Country Bird Holdings seems to be negotiating with other shareholders as well, with various prices being offered for the shares – all of which are below R9.50 per share based on the disclosure in the Quantum Foods announcement. Where Quantum is aware of discussions, including with other potential buyers, the price being put forward is R7.75.

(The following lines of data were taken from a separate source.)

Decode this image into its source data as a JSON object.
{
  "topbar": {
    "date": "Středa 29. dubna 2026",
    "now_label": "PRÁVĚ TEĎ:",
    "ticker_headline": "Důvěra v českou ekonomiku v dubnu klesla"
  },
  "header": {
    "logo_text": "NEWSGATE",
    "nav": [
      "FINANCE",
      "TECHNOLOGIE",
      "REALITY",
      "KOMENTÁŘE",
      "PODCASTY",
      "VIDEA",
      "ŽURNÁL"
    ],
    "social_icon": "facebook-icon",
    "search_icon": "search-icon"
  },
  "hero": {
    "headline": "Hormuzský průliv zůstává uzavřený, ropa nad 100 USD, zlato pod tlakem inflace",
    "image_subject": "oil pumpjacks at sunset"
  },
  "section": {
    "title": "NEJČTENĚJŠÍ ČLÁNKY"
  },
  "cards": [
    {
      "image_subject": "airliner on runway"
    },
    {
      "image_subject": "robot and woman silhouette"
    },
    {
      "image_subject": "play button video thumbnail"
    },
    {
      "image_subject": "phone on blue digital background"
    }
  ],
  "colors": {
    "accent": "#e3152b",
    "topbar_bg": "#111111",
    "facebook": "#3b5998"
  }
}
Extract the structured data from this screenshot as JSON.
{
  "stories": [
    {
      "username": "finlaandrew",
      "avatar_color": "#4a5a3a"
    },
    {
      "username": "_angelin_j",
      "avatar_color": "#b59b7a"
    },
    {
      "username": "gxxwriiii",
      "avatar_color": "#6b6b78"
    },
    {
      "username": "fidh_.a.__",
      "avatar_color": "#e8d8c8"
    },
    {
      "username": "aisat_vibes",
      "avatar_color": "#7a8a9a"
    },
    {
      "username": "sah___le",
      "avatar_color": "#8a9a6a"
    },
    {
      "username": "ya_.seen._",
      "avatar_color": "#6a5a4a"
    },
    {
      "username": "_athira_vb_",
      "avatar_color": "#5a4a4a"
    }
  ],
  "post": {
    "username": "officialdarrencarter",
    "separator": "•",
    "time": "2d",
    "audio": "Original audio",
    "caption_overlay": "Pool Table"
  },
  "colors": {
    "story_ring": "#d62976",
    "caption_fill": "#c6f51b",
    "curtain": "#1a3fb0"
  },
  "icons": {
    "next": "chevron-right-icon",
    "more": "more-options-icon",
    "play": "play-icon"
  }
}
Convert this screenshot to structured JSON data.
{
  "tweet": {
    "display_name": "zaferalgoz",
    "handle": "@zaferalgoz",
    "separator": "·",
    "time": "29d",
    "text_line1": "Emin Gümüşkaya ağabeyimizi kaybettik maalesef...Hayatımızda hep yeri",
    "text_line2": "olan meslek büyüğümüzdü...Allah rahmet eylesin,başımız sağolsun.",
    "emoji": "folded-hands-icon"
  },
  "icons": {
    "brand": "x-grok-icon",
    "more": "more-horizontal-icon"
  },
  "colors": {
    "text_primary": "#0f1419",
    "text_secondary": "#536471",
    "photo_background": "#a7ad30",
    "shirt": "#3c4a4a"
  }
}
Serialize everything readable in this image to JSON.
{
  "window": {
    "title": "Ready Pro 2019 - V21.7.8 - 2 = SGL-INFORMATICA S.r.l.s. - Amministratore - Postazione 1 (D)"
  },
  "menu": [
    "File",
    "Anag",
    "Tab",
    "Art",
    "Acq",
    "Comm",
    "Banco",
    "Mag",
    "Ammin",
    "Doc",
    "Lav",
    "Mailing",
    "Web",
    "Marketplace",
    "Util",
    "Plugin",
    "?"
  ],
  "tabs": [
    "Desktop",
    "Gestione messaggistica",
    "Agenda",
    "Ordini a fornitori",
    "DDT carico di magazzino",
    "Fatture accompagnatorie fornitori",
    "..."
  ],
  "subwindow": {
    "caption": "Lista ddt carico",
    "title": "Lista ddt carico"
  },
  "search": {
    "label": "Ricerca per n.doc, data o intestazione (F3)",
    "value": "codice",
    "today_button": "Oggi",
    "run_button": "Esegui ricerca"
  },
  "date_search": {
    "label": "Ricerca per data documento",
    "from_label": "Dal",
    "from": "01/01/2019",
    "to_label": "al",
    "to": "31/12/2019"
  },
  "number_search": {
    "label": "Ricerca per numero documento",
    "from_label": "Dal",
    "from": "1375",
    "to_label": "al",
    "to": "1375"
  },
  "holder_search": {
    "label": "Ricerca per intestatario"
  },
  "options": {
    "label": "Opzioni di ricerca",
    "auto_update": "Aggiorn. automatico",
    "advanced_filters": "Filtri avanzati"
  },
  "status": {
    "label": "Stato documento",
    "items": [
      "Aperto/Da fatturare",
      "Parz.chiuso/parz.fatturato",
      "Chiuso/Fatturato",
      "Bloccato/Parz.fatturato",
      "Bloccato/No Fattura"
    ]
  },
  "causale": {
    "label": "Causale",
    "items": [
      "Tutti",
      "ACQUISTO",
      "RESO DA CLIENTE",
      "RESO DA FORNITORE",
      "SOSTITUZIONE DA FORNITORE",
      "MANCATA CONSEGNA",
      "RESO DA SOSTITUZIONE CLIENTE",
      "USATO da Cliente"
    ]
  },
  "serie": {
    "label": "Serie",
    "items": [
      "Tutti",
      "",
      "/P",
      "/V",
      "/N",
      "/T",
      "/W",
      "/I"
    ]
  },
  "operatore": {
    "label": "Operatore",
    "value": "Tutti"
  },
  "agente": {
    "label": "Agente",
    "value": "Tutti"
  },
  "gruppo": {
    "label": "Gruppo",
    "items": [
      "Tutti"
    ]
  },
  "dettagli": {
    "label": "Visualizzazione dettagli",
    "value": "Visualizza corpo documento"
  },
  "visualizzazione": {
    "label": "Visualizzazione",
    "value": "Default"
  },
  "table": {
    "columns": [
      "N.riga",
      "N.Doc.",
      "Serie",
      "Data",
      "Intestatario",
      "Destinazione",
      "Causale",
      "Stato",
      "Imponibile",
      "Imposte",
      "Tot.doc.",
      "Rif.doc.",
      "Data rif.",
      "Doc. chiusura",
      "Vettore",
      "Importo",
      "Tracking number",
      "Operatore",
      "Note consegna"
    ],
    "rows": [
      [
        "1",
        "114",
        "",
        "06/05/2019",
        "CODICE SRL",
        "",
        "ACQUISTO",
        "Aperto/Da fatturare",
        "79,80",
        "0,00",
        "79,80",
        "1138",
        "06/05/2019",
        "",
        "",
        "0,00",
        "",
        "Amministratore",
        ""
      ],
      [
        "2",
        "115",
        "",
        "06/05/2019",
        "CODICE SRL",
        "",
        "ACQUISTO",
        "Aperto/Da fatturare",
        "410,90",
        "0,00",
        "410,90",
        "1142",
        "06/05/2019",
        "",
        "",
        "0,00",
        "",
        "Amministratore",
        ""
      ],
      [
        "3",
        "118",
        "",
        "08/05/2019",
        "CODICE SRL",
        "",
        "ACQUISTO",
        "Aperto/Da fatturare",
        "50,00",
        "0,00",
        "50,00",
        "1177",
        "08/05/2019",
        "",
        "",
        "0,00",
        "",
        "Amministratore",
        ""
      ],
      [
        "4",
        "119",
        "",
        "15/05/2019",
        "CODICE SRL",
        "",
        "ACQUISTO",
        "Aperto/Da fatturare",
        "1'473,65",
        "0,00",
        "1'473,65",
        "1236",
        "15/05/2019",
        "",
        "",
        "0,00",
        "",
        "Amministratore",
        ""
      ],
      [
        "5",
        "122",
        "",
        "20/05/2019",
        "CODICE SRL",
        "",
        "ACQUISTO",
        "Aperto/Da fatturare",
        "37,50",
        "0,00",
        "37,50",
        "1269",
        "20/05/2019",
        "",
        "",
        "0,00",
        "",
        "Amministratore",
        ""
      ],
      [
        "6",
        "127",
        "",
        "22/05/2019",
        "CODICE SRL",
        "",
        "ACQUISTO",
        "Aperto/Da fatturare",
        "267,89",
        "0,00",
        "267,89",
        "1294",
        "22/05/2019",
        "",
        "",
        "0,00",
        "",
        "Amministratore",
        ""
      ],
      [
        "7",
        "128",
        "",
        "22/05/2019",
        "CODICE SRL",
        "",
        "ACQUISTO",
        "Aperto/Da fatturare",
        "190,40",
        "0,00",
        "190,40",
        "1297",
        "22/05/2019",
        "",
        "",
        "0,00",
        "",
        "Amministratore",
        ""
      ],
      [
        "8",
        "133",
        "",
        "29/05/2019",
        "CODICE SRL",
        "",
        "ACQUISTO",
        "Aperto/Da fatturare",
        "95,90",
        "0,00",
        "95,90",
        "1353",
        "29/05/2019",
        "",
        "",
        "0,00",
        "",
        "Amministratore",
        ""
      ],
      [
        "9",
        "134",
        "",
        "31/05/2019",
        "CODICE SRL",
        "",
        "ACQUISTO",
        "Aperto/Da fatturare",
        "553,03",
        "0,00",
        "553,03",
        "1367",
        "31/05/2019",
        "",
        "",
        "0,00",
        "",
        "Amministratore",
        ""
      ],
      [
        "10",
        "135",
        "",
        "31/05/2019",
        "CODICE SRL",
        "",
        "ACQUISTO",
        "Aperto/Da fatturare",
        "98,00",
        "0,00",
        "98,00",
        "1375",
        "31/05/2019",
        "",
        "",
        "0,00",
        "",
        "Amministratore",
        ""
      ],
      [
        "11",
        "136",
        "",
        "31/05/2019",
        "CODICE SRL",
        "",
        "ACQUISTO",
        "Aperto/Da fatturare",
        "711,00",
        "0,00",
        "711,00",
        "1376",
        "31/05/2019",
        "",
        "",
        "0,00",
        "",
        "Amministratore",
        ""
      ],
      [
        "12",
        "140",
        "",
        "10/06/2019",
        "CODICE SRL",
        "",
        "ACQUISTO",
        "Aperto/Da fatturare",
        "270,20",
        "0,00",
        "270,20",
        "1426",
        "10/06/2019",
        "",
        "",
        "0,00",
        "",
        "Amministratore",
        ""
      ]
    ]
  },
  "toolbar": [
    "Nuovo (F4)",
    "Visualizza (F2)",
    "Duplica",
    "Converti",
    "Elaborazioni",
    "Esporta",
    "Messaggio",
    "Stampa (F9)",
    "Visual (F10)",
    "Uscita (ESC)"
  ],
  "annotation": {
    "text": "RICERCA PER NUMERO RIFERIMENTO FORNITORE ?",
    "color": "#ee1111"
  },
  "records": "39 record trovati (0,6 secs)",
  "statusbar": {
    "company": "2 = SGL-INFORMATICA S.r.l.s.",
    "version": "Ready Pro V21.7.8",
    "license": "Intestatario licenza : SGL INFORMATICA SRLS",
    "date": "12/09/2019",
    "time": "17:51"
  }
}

At this stage, no formal offer or even notification of a potential offer for shares has been received from Country Bird Holdings. Quantum notes that Country Bird holds 15.8% in the company. The other two major shareholders are Aristotle Africa with 34.2% and Braemar Trading at 30.8%.


Little Bites:

  • Director dealings:
    • The company secretary of NEPI Rockcastle (JSE: NRP) has sold shares in the company worth R1.75 million.
    • Two directors of Sasol (JSE: SOL) (one of the group company and one of the South African subsidiary) sold shares worth a collective R888k.
    • A director of a subsidiary of AVI (JSE: AVI) received shares under the company incentive scheme and sold the entire lot for R818k.
    • A director of Harmony Gold (JSE: HAR) sold shares worth over R321k.
    • The wife of the CIO of Primary Health Properties (JSE: PHP) has bought shares worth £9.9k.
  • Things are tough at Pick n Pay (JSE: PIK), with the company releasing an announcement related to the group company giving financial assistance to subsidiaries in relation to the loan facilities with FirstRand and RMB. This isn’t really anything new, but it shows that the negotiations with banks are happening in the background as the banks waive the covenants and debate the terms and conditions with Pick n Pay.
  • Maria Ramos is retiring as chairman and director at AngloGold Ashanti (JSE: ANG), with existing director Jochen Tilk appointed unanimously by the board as her replacement.
  • The Schwegmann family has increased its interest slightly in Stefanutti Stocks (JSE: SSK). The reason we know this is because of the move through the 10% mark for one of the family members, which triggers an announcement.
  • Life Healthcare (JSE: LHC) has obtained SARB approval for the special dividend. It will be paid on 8 April.
  • Tiny little Telemasters (JSE: TLM) released a trading statement that expects a more than 100% improvement in headline earnings per share for the six months ended December 2023. Considering that the comparable period was a headline loss per share of -1.02 cents, this means a swing into the green.
  • In a good reminder of just how terrible things can get for a company, Afristrat (JSE: ATI) can’t move ahead with a voluntary liquidation application because a creditor liquidation application is awaiting a new date for the matter to be head. It’s over, we just don’t know how yet.